While medications to modify the immune system represent the majority of the treatments that have been used for BOS, certain procedures to modify the immune system have also been studied. One such therapy is extracorporeal photopheresis (ECP). This procedure involves administering 8-methoxypsoralen, performing leukapheresis through an extracorporeal circuit, exposure of these leukocytes to ultraviolet A light, and infusing the leukocytes back into the patient. DNA in the leukocytes is cross-linked by the ultraviolet A light, though this only affects 2%–5% of the peripheral leukocytes per treatment. Other proposed mechanisms by which ECP works include a release of inflammatory mediators, apoptosis of peripheral T-cell populations, and, most importantly, the production of a suppressor T-cell response and induction of immune tolerance.87 Preliminary reports showed that ECP can stabilize the decline in FEV1 in some patients who were refractory to all other available treatments.87,88 Based on reports from Meloni et al, responders to ECP tend to have increased circulating T-regulatory cells in response to treatment.89 In the largest study to date, Morrell et al1 showed that, after initiation of ECP, rate of decline in FEV1 slowed and stabilized with minimal related complications. Other nonpharmacological therapies, such as total lymphoid irradiation, were initially successful in small series of patients, but there was significant drop out due to progressive BOS or bone marrow suppression.90,91

Treatments for RAS mirror the treatments for BOS descried as above. While understanding of the risk factors and underlying immune response for BOS has slowly progressed, the questions regarding the etiology of RAS are even more numerous. In initial studies, neither augmented corticosteroids nor antibiotics showed improved survival for patients with RAS.22 Other investigators have attempted to use drugs being investigated for pulmonary fibrosis, such as pirfenidone, for treatment, with little success.92

The last line of treatment for refractory CLAD is repeat lung transplantation. However, ethical questions regarding the appropriateness of retransplantation in the setting of large waiting lists for first-time transplantation have been raised. In addition, early data from a pulmonary retransplant registry showed worse survival and earlier onset of BOS compared with first-time lung transplants.1,93 More recently, Hayes reviewed analyses of retransplantation and found a comparable 1-year and 5-year survival rates.94 The role of retransplantation as a treatment for chronic lung allograft dysfunction remains controversial and policies vary by center on the frequency of its use.

Conclusion

CLAD is the most common cause of death among lung transplant recipients after the first year.
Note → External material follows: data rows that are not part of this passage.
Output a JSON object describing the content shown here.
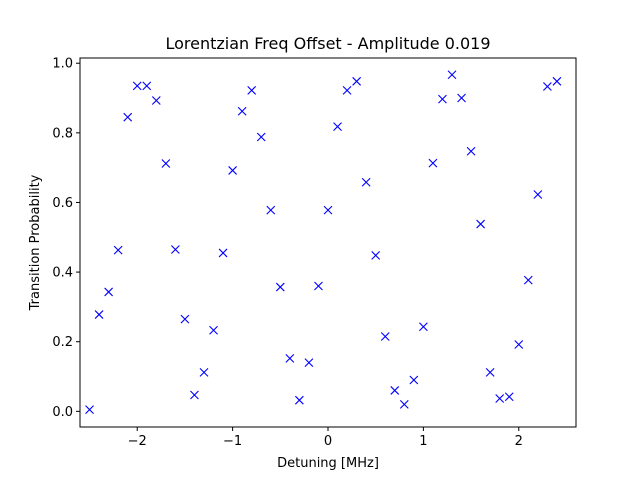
{
  "chart_data": {
    "type": "scatter",
    "title": "Lorentzian Freq Offset - Amplitude 0.019",
    "xlabel": "Detuning [MHz]",
    "ylabel": "Transition Probability",
    "xlim": [
      -2.6,
      2.6
    ],
    "ylim": [
      -0.045,
      1.015
    ],
    "xticks": [
      -2,
      -1,
      0,
      1,
      2
    ],
    "xtick_labels": [
      "−2",
      "−1",
      "0",
      "1",
      "2"
    ],
    "yticks": [
      0.0,
      0.2,
      0.4,
      0.6,
      0.8,
      1.0
    ],
    "ytick_labels": [
      "0.0",
      "0.2",
      "0.4",
      "0.6",
      "0.8",
      "1.0"
    ],
    "grid": false,
    "marker": "x",
    "color": "#0000ff",
    "series": [
      {
        "x": [
          -2.5,
          -2.4,
          -2.3,
          -2.2,
          -2.1,
          -2.0,
          -1.9,
          -1.8,
          -1.7,
          -1.6,
          -1.5,
          -1.4,
          -1.3,
          -1.2,
          -1.1,
          -1.0,
          -0.9,
          -0.8,
          -0.7,
          -0.6,
          -0.5,
          -0.4,
          -0.3,
          -0.2,
          -0.1,
          0.0,
          0.1,
          0.2,
          0.3,
          0.4,
          0.5,
          0.6,
          0.7,
          0.8,
          0.9,
          1.0,
          1.1,
          1.2,
          1.3,
          1.4,
          1.5,
          1.6,
          1.7,
          1.8,
          1.9,
          2.0,
          2.1,
          2.2,
          2.3,
          2.4
        ],
        "y": [
          0.005,
          0.278,
          0.343,
          0.463,
          0.845,
          0.935,
          0.935,
          0.893,
          0.712,
          0.465,
          0.265,
          0.047,
          0.112,
          0.233,
          0.455,
          0.692,
          0.862,
          0.922,
          0.788,
          0.578,
          0.357,
          0.152,
          0.032,
          0.14,
          0.36,
          0.578,
          0.818,
          0.922,
          0.948,
          0.658,
          0.448,
          0.215,
          0.06,
          0.02,
          0.09,
          0.243,
          0.713,
          0.897,
          0.967,
          0.9,
          0.747,
          0.538,
          0.112,
          0.037,
          0.042,
          0.192,
          0.377,
          0.623,
          0.933,
          0.948
        ]
      }
    ]
  }
}
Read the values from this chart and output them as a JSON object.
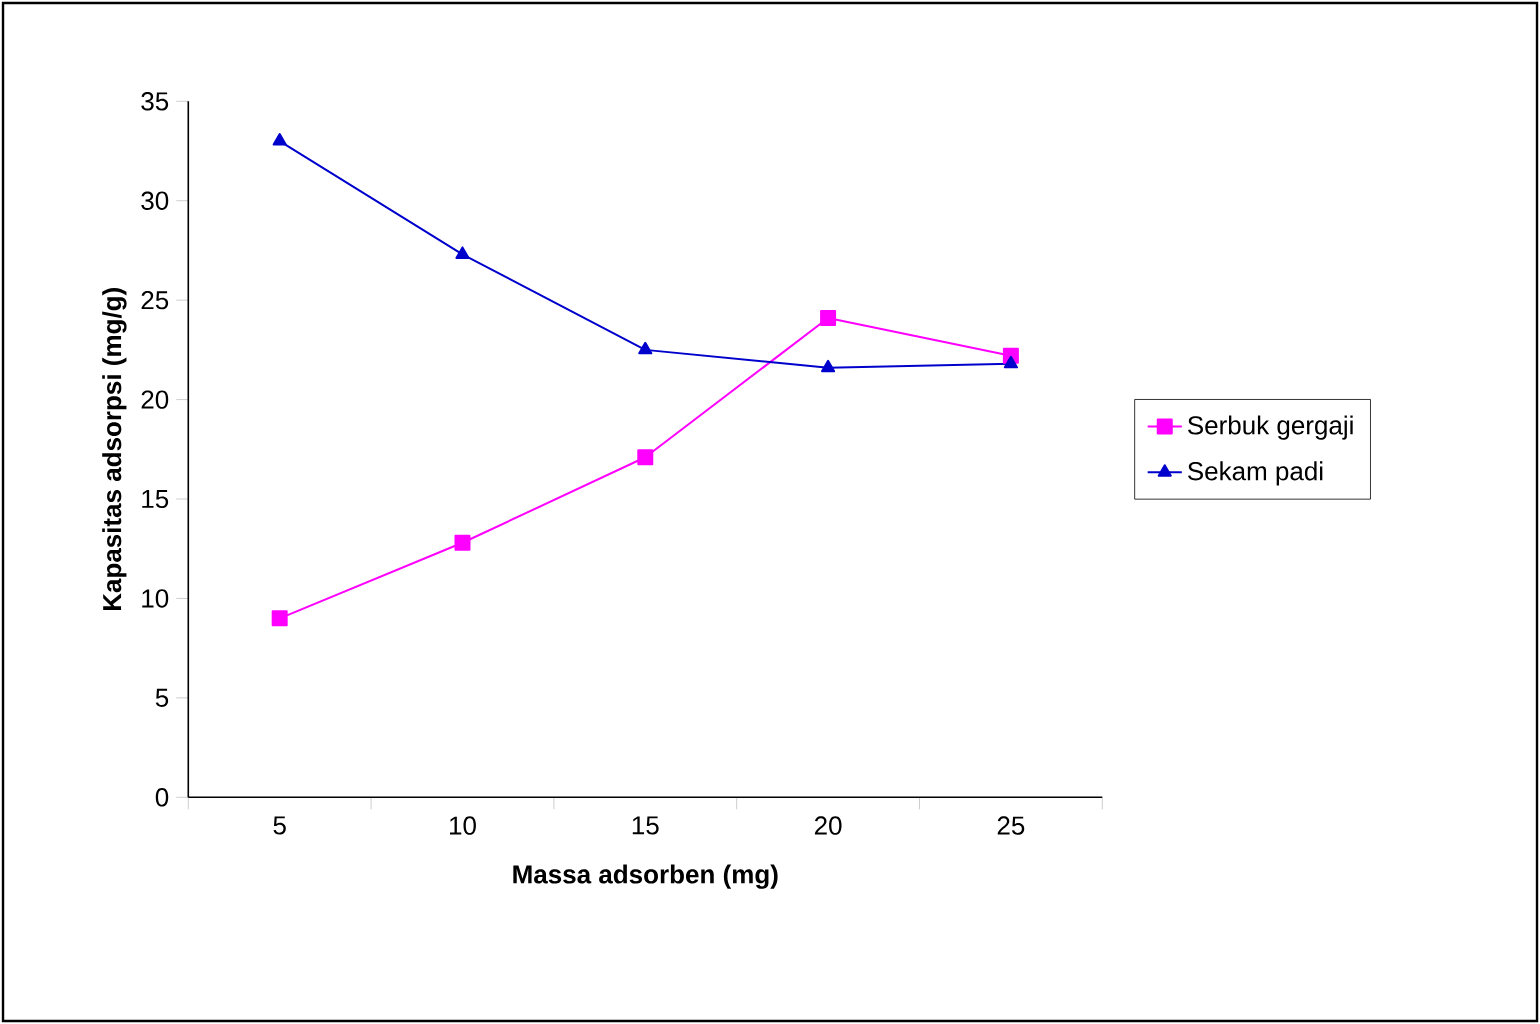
{
  "chart_data": {
    "type": "line",
    "xlabel": "Massa adsorben (mg)",
    "ylabel": "Kapasitas adsorpsi (mg/g)",
    "categories": [
      "5",
      "10",
      "15",
      "20",
      "25"
    ],
    "ylim": [
      0,
      35
    ],
    "yticks": [
      0,
      5,
      10,
      15,
      20,
      25,
      30,
      35
    ],
    "grid": false,
    "legend": "right",
    "line_style": "solid",
    "series": [
      {
        "name": "Serbuk gergaji",
        "color": "#ff00ff",
        "marker": "square",
        "values": [
          9.0,
          12.8,
          17.1,
          24.1,
          22.2
        ]
      },
      {
        "name": "Sekam padi",
        "color": "#0000cc",
        "marker": "triangle",
        "values": [
          33.0,
          27.3,
          22.5,
          21.6,
          21.8
        ]
      }
    ]
  }
}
Through 3 decades of experience, the rate of mortality within the first year after transplantation has decreased. While there are still many unanswered questions regarding the development of chronic lung transplant rejection, recognition of subgroups within CLAD allows more specific pathophysiologic investigations and the potential to develop effective treatment modalities for patients as we begin to practice precision medicine. With the knowledge accumulated over time, the major risk factors for the development of chronic rejection have been clarified, a greater understanding of the immunobiology related to the progression of CLAD has been achieved, and new immunomodulatory treatments have been developed to take advantage of knowledge gained. We can imagine that, in the decades to come, CLAD will become better understood and that newer, more precise therapies will be implemented, allowing lung transplant recipients to enjoy longer survival than those lung recipients who have gone before them.

Disclosure

The authors report no conflicts of interest in this work.